The UK banking system is among the most exposed to disruption from blockchain technologies, according to a report published today by an influential credit ratings agency.
Cross-border claims from banks in the UK to counterparts in others are equivalent to more than 90 per cent of GDP, according to Moodys Investors Services, underlining the Citys place at the heart of the international financial system.
However, the implementation of blockchain technologies for clearing and settlement of transactions could cut out the need for middlemen in trillions of pounds worth of transactions, disrupting a large part of the Citys financial services.
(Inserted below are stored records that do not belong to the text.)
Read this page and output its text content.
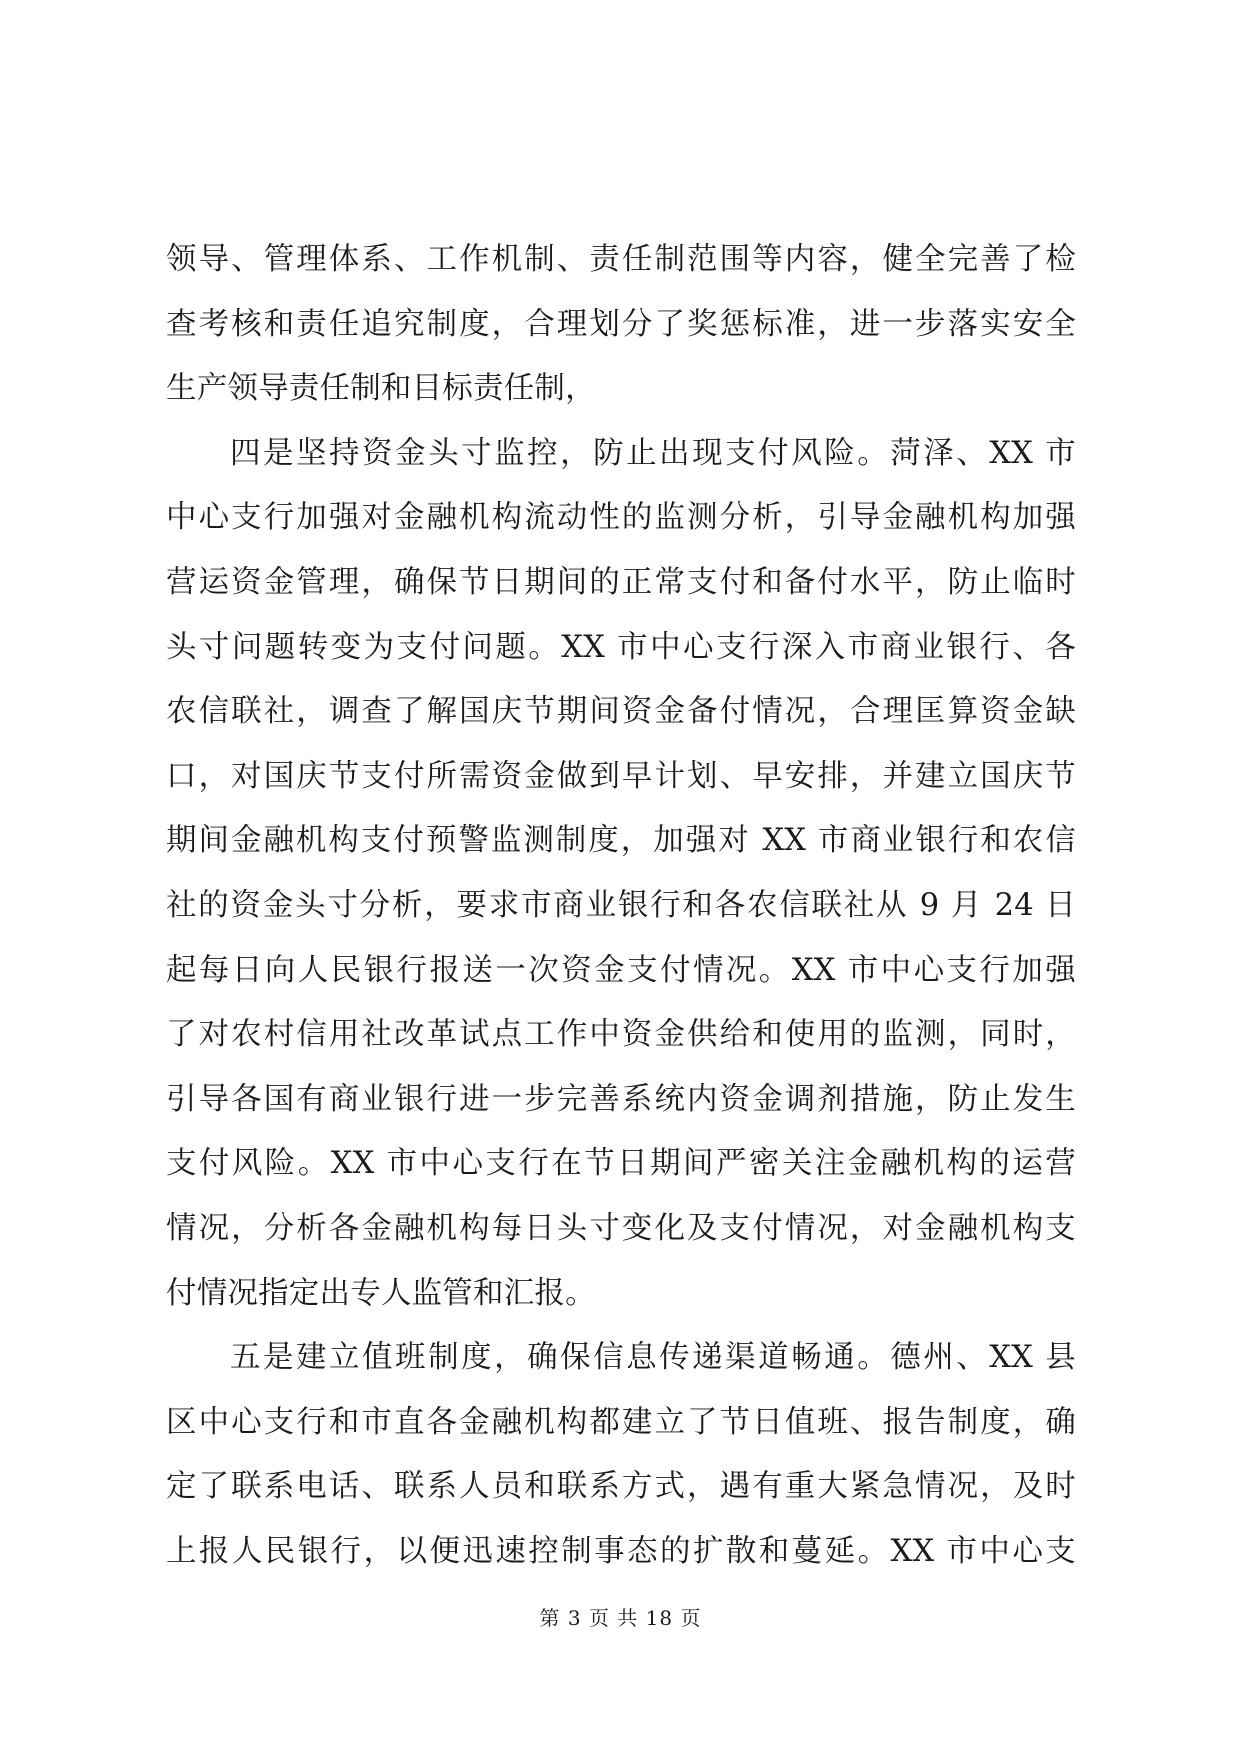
领导、管理体系、工作机制、责任制范围等内容，健全完善了检
查考核和责任追究制度，合理划分了奖惩标准，进一步落实安全
生产领导责任制和目标责任制，
四是坚持资金头寸监控，防止出现支付风险。菏泽、XX 市
中心支行加强对金融机构流动性的监测分析，引导金融机构加强
营运资金管理，确保节日期间的正常支付和备付水平，防止临时
头寸问题转变为支付问题。XX 市中心支行深入市商业银行、各
农信联社，调查了解国庆节期间资金备付情况，合理匡算资金缺
口，对国庆节支付所需资金做到早计划、早安排，并建立国庆节
期间金融机构支付预警监测制度，加强对 XX 市商业银行和农信
社的资金头寸分析，要求市商业银行和各农信联社从 9 月 24 日
起每日向人民银行报送一次资金支付情况。XX 市中心支行加强
了对农村信用社改革试点工作中资金供给和使用的监测，同时，
引导各国有商业银行进一步完善系统内资金调剂措施，防止发生
支付风险。XX 市中心支行在节日期间严密关注金融机构的运营
情况，分析各金融机构每日头寸变化及支付情况，对金融机构支
付情况指定出专人监管和汇报。
五是建立值班制度，确保信息传递渠道畅通。德州、XX 县
区中心支行和市直各金融机构都建立了节日值班、报告制度，确
定了联系电话、联系人员和联系方式，遇有重大紧急情况，及时
上报人民银行，以便迅速控制事态的扩散和蔓延。XX 市中心支
第 3 页 共 18 页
Colin Ellis, a Moodys managing director, said the UK “stand[s] out as having a lot of cross-border claims” relative to other nations, with only the much smaller economies of Luxembourg and Hong Kong more exposed.
Cross-border transactions currently take a tortuous path through each partys bank, and correspondent banks with foreign links, and in a process which can take days and add significant costs for the end clients.
Blockchain technologies promise to remove the middlemen, with an immutable, distributed ledger rather than one reliant on a trusted (and possibly expensive) counterparty.
While the eradication of costs from transactions could be a boon to end users, it represents a challenge to the portions of the industry which provide those services.
“Tech shocks nearly always involve winners and losers,” said Ellis. “There is a clear need for banks to be engaged with these technologies and how theyre going to use them.”
Other nations which could be particularly exposed to disruption are Belgium and Switzerland, the report found.
Meanwhile, blockchain technologies could also push down the fees and commissions charged by banks on foreign exchange transactions, with the Swiss system again among the most at risk. Half of Swiss bank revenues come from fees and commissions, compared to around 35 per cent from Italian, Canadian and Israeli banks.